As meninas que estavam conversando no caixa tinham razão, era bastante provável que ela não conseguisse emprego nenhum com aquele diploma. Não apenas porque estavam num caixa de supermercado, isso era mais um agravante – muita gente sai da faculdade com um papel, sem parentes na área, sem ter como investir mais ainda em pós-graduação, num aluguel de sala ou um emprego que na prática não sustenta, mas é aonde se deve estar por “contatos”. A desigualdade no ponto de partida é a diferença entre fazer um ângulo de 90º ou desenhar no olho um que parece ter essa medida, mas tem 89º. Lá na frente, não vai ter mais nada a ver com um ângulo reto. Muitos anos depois, quando já estamos velhos e entendemos mais o funcionamento do mundo, dá vontade de encontrar o Eu do Passado e dizer: “relaxa, você nunca teve a menor chance”.

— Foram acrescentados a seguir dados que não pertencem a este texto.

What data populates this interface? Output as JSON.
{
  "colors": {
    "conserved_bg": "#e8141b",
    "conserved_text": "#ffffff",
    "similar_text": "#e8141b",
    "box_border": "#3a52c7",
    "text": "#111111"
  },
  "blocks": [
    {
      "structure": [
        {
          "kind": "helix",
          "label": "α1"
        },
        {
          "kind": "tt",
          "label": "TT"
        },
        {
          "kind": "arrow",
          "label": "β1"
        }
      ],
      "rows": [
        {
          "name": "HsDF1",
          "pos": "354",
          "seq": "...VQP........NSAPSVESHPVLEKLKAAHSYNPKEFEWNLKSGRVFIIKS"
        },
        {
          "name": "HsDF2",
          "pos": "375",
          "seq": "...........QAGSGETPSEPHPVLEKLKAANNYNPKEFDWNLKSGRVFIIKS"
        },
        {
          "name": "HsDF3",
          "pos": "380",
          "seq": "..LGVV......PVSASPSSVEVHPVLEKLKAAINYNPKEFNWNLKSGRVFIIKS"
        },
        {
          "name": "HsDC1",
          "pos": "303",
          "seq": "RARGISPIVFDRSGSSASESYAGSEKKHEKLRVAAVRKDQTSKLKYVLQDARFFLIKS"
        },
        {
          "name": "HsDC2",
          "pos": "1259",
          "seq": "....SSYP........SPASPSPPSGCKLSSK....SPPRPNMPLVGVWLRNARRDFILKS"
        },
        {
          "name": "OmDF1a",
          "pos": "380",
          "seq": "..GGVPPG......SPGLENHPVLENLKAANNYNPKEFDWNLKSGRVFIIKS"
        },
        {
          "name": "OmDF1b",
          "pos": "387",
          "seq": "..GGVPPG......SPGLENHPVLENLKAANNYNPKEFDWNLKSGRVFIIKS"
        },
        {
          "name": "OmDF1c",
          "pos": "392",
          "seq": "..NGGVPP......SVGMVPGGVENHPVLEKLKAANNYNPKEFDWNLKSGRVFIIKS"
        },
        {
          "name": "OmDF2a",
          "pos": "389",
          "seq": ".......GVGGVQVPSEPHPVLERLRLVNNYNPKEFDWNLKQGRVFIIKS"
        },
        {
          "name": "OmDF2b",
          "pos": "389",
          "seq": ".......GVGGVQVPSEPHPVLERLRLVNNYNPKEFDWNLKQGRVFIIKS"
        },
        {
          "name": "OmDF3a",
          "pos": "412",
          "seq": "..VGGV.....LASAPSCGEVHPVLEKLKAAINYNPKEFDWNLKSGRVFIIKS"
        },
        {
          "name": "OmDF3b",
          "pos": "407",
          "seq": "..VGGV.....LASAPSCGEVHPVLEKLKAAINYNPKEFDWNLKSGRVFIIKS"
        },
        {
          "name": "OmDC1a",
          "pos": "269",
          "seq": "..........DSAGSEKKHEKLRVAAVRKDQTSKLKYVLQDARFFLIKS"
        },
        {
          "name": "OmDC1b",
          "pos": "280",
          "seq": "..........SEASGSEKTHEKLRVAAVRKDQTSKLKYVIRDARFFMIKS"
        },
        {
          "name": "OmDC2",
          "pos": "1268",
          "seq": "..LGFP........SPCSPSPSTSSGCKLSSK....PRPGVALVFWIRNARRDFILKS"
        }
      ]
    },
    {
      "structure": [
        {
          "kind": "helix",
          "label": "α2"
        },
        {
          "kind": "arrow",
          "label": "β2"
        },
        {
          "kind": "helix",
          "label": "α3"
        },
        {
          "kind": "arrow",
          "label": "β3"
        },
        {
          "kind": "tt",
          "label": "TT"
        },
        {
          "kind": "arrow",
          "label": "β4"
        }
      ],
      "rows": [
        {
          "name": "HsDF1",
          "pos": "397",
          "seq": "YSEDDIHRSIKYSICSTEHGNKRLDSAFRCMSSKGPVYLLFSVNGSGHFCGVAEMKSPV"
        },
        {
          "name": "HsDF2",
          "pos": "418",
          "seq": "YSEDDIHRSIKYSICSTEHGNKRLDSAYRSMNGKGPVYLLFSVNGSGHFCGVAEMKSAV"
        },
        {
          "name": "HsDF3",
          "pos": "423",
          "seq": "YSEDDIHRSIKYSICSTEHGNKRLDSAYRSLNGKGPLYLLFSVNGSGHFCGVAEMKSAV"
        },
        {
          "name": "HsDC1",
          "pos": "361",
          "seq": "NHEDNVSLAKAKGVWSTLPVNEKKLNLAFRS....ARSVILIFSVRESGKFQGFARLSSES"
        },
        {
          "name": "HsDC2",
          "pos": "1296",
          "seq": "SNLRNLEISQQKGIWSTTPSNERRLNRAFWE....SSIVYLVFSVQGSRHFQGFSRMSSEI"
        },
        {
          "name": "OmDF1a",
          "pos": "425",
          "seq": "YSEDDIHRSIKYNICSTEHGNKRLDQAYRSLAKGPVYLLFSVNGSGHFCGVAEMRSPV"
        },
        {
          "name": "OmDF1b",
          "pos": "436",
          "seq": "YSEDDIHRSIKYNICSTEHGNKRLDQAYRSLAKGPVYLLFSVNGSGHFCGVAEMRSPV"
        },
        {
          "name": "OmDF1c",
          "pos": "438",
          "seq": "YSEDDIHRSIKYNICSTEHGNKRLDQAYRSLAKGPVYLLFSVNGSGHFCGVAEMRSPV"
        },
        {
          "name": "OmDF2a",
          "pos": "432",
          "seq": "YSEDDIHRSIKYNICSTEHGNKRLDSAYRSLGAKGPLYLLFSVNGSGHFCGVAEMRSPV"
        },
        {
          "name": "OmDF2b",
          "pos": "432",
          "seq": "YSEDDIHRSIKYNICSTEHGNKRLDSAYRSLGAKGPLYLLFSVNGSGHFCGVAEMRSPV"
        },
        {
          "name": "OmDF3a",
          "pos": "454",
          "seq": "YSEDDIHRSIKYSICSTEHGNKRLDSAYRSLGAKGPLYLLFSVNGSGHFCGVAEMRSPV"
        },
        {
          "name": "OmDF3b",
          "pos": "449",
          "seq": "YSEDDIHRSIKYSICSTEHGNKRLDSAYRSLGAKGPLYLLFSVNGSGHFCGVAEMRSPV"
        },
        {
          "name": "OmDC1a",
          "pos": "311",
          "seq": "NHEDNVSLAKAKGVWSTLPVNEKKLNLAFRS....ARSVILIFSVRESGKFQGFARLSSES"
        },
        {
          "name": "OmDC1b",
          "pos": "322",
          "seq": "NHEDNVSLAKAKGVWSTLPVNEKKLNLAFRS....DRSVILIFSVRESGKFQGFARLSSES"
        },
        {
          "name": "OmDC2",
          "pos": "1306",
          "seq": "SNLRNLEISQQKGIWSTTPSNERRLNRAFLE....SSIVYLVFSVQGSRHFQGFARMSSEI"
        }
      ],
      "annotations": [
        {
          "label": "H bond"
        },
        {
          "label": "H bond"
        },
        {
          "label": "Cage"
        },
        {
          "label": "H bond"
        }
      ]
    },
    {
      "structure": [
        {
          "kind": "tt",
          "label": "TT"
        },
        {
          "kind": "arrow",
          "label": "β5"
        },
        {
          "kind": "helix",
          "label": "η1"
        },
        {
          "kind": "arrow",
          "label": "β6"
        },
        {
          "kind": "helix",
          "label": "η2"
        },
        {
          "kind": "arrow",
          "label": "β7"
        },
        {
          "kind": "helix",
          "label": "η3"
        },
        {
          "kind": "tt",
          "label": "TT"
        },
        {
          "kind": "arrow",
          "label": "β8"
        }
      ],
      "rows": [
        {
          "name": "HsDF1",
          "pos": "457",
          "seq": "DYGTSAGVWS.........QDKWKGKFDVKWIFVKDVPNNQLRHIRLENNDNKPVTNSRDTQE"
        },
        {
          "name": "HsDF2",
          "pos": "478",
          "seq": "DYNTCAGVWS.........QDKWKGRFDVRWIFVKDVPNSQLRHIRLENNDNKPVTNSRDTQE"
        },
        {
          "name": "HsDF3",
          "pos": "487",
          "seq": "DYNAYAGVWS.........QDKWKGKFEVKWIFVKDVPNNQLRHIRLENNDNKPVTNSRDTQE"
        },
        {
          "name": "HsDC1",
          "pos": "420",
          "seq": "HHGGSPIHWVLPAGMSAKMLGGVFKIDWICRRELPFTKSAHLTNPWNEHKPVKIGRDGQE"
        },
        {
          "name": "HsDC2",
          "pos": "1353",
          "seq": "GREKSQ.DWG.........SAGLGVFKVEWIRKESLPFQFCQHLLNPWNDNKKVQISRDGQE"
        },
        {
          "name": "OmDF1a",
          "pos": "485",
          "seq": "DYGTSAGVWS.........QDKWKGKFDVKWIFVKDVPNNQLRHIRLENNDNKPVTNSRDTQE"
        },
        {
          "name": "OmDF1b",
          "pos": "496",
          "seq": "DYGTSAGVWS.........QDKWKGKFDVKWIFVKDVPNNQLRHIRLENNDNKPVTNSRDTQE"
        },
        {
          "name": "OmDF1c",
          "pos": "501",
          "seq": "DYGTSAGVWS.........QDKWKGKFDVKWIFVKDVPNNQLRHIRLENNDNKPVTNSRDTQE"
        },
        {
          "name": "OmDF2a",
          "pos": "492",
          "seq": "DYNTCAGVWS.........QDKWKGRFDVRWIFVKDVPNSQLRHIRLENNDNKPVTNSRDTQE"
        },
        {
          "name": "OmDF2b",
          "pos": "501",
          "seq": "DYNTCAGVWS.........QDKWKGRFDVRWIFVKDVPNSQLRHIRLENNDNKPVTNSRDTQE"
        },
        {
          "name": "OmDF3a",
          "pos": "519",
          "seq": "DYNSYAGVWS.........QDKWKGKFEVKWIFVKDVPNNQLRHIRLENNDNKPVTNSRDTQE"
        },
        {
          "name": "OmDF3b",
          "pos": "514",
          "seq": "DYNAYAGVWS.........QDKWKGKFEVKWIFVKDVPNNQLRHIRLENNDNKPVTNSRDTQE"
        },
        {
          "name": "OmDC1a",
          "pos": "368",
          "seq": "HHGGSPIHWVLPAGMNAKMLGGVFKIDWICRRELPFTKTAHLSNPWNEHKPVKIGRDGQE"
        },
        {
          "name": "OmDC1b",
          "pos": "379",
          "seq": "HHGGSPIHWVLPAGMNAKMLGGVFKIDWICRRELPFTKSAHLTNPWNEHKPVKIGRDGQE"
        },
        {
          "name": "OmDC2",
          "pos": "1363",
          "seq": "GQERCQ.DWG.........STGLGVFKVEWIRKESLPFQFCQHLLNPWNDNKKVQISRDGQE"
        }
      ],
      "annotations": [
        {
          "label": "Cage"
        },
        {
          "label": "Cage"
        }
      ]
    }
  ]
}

“Relaxa”? É estranho, mas não encontro verbo melhor. Porque enquanto a pessoa não percebe que esse é um jogo de cartas marcadas, com vencedores pré-determinados, ela se maltrata. Ela vai se sentir um fracasso, achando que nunca fez o suficiente. Ao não passar no concurso super disputado, vai lamentar sua falta de inteligência ou sentir culpa por não ter estudado horas o suficiente, enquanto os filhos de alguns receberam o gabarito a domicilio. Vai se sentir obtusa porque não se tornou fluente num segundo idioma com aulas pré-gravadas – quem sabe um mochilão na Europa durante meses não teria ajudado, caso papai e mamãe tivessem dinheiro pra tanto? Posso listar esses contrastes sem parar. Existe sim, em todos as áreas, a tal da UMA grande oportunidade, geralmente uma Bolsa, disputada por pessoas de todo país; é verdade, a tal Bolsa pode fazer a pessoa alcançar o que mais ninguém da sua origem sequer sonhou. A existência dessa chance única salva poucos indivíduos, mas seu impacto no imaginário coletivo é enorme: através dela, o sistema alimenta a crença de que a ascensão é perfeitamente possível, basta fazer por merecer. Como se diz em sociologia, é a exceção que confirma a regra. Mas enquanto de um lado se cobra nada menos do que a genialidade, do outro lado basta que o herdeiro faça o básico. Quem nasceu bem e faz apenas o que lhe cabe – escolhe algo e se dedica -, vai longe. Aos outros, por causa daquele desvio de 1º lá no início, as oportunidades se tornam cada vez mais limitadas e mal pagas.